Guinness & Beef Shepherd’s Pie

Guinness & Beef Shepherd's Pie

Guinness & Beef Shepherd's Pie

INGREDIENTS

For the Pie

  • 3 tablespoons olive oil
  • 2 lbs beef stew meat cut into ½” cubes
  • 4 cloves garlic, minced
  • 1 teaspoon dried thyme
  • 1 teaspoon onion powder
  • 1 tablespoon Worcestershire sauce
  • 1 (11.2 oz) bottle Guinness or other stout beer
  • 2 packages (8 oz) small white button mushrooms, sliced
  • 2 cups beef stock
  • 1 tablespoon Better Than Boullion Roasted Beef Base
  • ½ tsp dried thyme
  • 1 bay leaf
  • 2 springs fresh rosemary
  • 4 tbsp all-purpose flour
  • 1 ½ cups frozen peas and carrots, thawed
  • 1 cup frozen pearled onions, thawed

For the Potato Topping

  • 2 large russet potatoes
  • 2 bay leaves
  • 1 egg, beaten
  • 1/2-3/4 cups half-and-half
  • 1/4 cup butter
  • 1 tablespoon dried rosemary
  • 1/2 cup parmesan cheese, grated
  • 1/2 teaspoon kosher salt
  • 1/2 teaspoon fresh cracked black pepper

INSTRUCTIONS

  1. Heat 3 tablespoons of olive oil in a large pot over medium heat. Heavily season the beef with salt and pepper and sear until well-browned on all sides (about 8-10 minutes).
  2. Add the garlic, and saute until fragrant, about 1 minute longer.
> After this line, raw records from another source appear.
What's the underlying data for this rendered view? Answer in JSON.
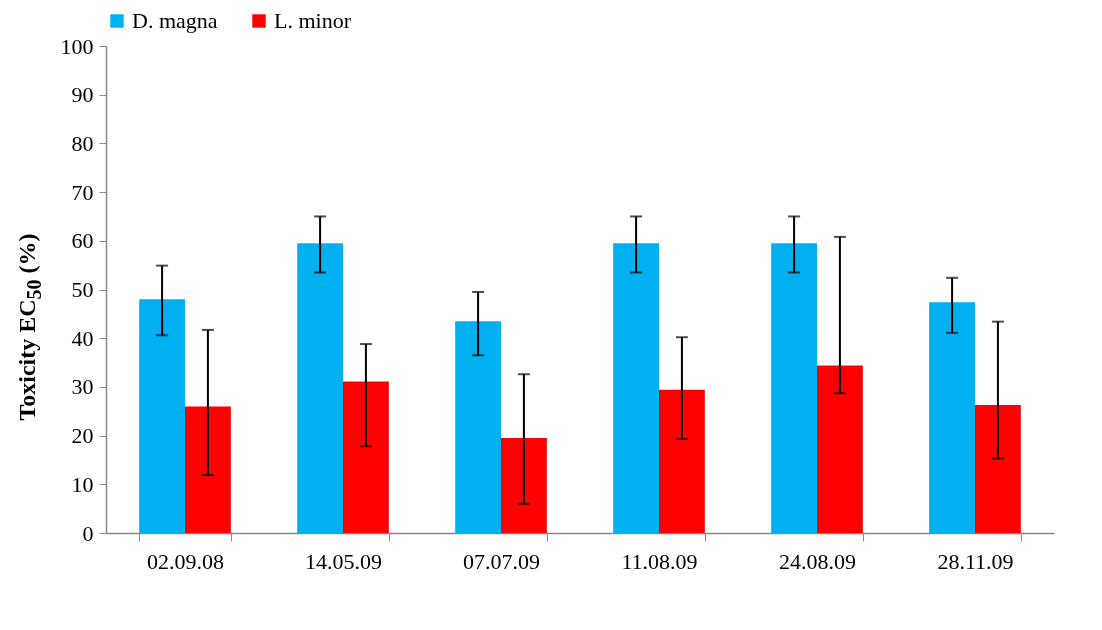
{
  "chart_data": {
    "type": "bar",
    "ylabel": "Toxicity EC$_{50}$ (%)",
    "categories": [
      "02.09.08",
      "14.05.09",
      "07.07.09",
      "11.08.09",
      "24.08.09",
      "28.11.09"
    ],
    "series": [
      {
        "name": "D. magna",
        "color": "#00b0f0",
        "values": [
          48.0,
          59.5,
          43.5,
          59.5,
          59.5,
          47.4
        ],
        "errors": [
          [
            40.6,
            54.9
          ],
          [
            53.5,
            65.0
          ],
          [
            36.5,
            49.5
          ],
          [
            53.5,
            65.0
          ],
          [
            53.5,
            65.0
          ],
          [
            41.1,
            52.4
          ]
        ]
      },
      {
        "name": "L. minor",
        "color": "#ff0000",
        "values": [
          26.0,
          31.1,
          19.5,
          29.4,
          34.4,
          26.3
        ],
        "errors": [
          [
            11.9,
            41.7
          ],
          [
            17.8,
            38.8
          ],
          [
            6.0,
            32.6
          ],
          [
            19.3,
            40.2
          ],
          [
            28.7,
            60.8
          ],
          [
            15.3,
            43.4
          ]
        ]
      }
    ],
    "ylim": [
      0,
      100
    ],
    "yticks": [
      0,
      10,
      20,
      30,
      40,
      50,
      60,
      70,
      80,
      90,
      100
    ],
    "grid": false,
    "legend": "top"
  }
}
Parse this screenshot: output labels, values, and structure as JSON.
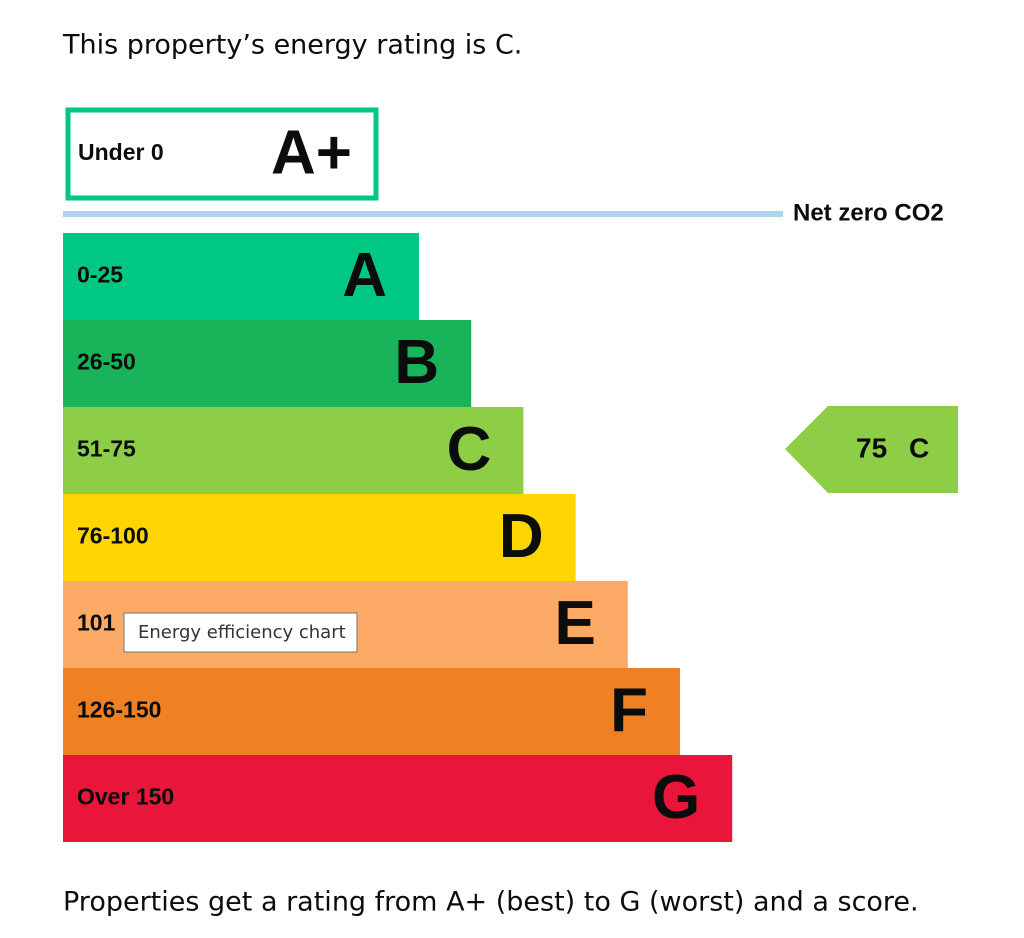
{
  "intro": "This property’s energy rating is C.",
  "top_band": {
    "range": "Under 0",
    "letter": "A+",
    "color": "#00c781"
  },
  "net_zero": "Net zero CO2",
  "bands": [
    {
      "range": "0-25",
      "letter": "A",
      "color": "#00c781"
    },
    {
      "range": "26-50",
      "letter": "B",
      "color": "#19b459"
    },
    {
      "range": "51-75",
      "letter": "C",
      "color": "#8dce46"
    },
    {
      "range": "76-100",
      "letter": "D",
      "color": "#ffd500"
    },
    {
      "range": "101",
      "letter": "E",
      "color": "#fcaa65"
    },
    {
      "range": "126-150",
      "letter": "F",
      "color": "#ef8023"
    },
    {
      "range": "Over 150",
      "letter": "G",
      "color": "#e9153b"
    }
  ],
  "current": {
    "score": "75",
    "rating": "C",
    "color": "#8dce46"
  },
  "tooltip": "Energy efficiency chart",
  "footer": "Properties get a rating from A+ (best) to G (worst) and a score."
}
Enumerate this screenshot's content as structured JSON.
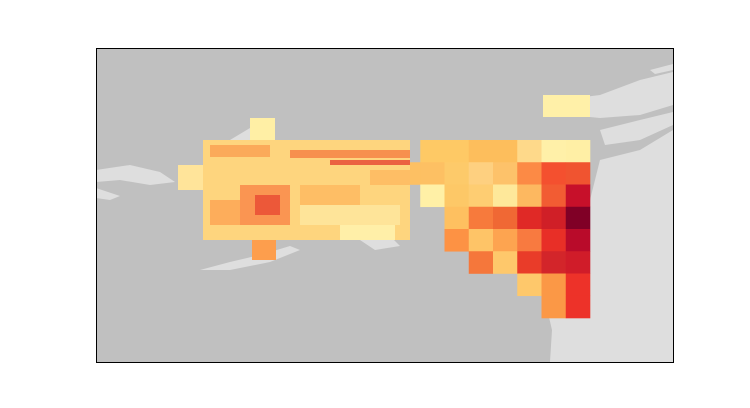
{
  "map": {
    "cells": [
      [
        null,
        "#fec965",
        "#fec965",
        "#fdbe5c",
        "#fdbe5c",
        "#fed98a",
        "#fff0a8",
        "#ffefa5"
      ],
      [
        "#fdc063",
        "#fdc063",
        "#fdca6a",
        "#fed080",
        "#fdc26a",
        "#fc8a45",
        "#f4502f",
        "#f05430"
      ],
      [
        null,
        "#fff0a6",
        "#fdc867",
        "#fecd72",
        "#fee89a",
        "#fdb860",
        "#f25c33",
        "#c7102a"
      ],
      [
        null,
        null,
        "#fec060",
        "#f77a3c",
        "#f06834",
        "#e02926",
        "#d01f27",
        "#800026"
      ],
      [
        null,
        null,
        "#fd9244",
        "#fec467",
        "#fda450",
        "#f87a40",
        "#e82f27",
        "#b90b2a"
      ],
      [
        null,
        null,
        null,
        "#f5773b",
        "#fec86b",
        "#e93c29",
        "#d3252a",
        "#d01c29"
      ],
      [
        null,
        null,
        null,
        null,
        null,
        "#fec86b",
        "#fb9846",
        "#ed3229"
      ],
      [
        null,
        null,
        null,
        null,
        null,
        null,
        "#fb9846",
        "#ed3229"
      ]
    ]
  }
}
Mix in thyme, onion powder, and Worcestershire sauce
  3. Stir in the stout, using a wooden spoon to scrape up any browned bits that are clinging to the bottom of the pan, then add the beef stock and bouillon base. Stir in the mushrooms, and top with bay leaf and rosemary springs.
  4. Bring the mixture to a simmer, then reduce heat to low and cook, covered, for 45-60 minutes or until the beef is tender.
  5. In a small bowl, whisk together the flour and 1/2 cup of the pan juice until smooth. Stir into the stew, and cook for 10-15 minutes longer, or until the sauce is thick and rich. Stir in the frozen pearled onions, peas, and carrots, and simmer for another 5 minutes to warm them through.
  6. Remove from heat, and discard the bay leaf. Taste and adjust the seasoning, if necessary. Set aside to cool while you prepare the mashed potatoes. (You can also prepare the filling in advance and store in the refrigerator for up to 3 days, then bring it up to room temperature before assembling the pies.)

Make the topping and assemble the pies:

  1. Preheat oven to 375F.
  2. In a large pot of boiling salted water with bay leaves, cook the potatoes until they pierce easily with a fork, about 15-20 minutes. Drain, and stir in the cream, butter, and beaten egg. Beat until smooth, then stir in the cheese and dried rosemary, mixing until it melts and incorporates into the potatoes. Season to taste with salt and pepper.
  3. Divide the beef stew between four oven-safe bowls (or into a casserole dish, if you prefer to make one big pie). Spoon the mashed potatoes onto the filling, smoothing out into an even layer. Bake in preheated oven for 20-25 minutes, or until the filling is bubbling hot and the mashed potatoes are golden-brown. Let stand for 5 minutes to cool off slightly, then serve.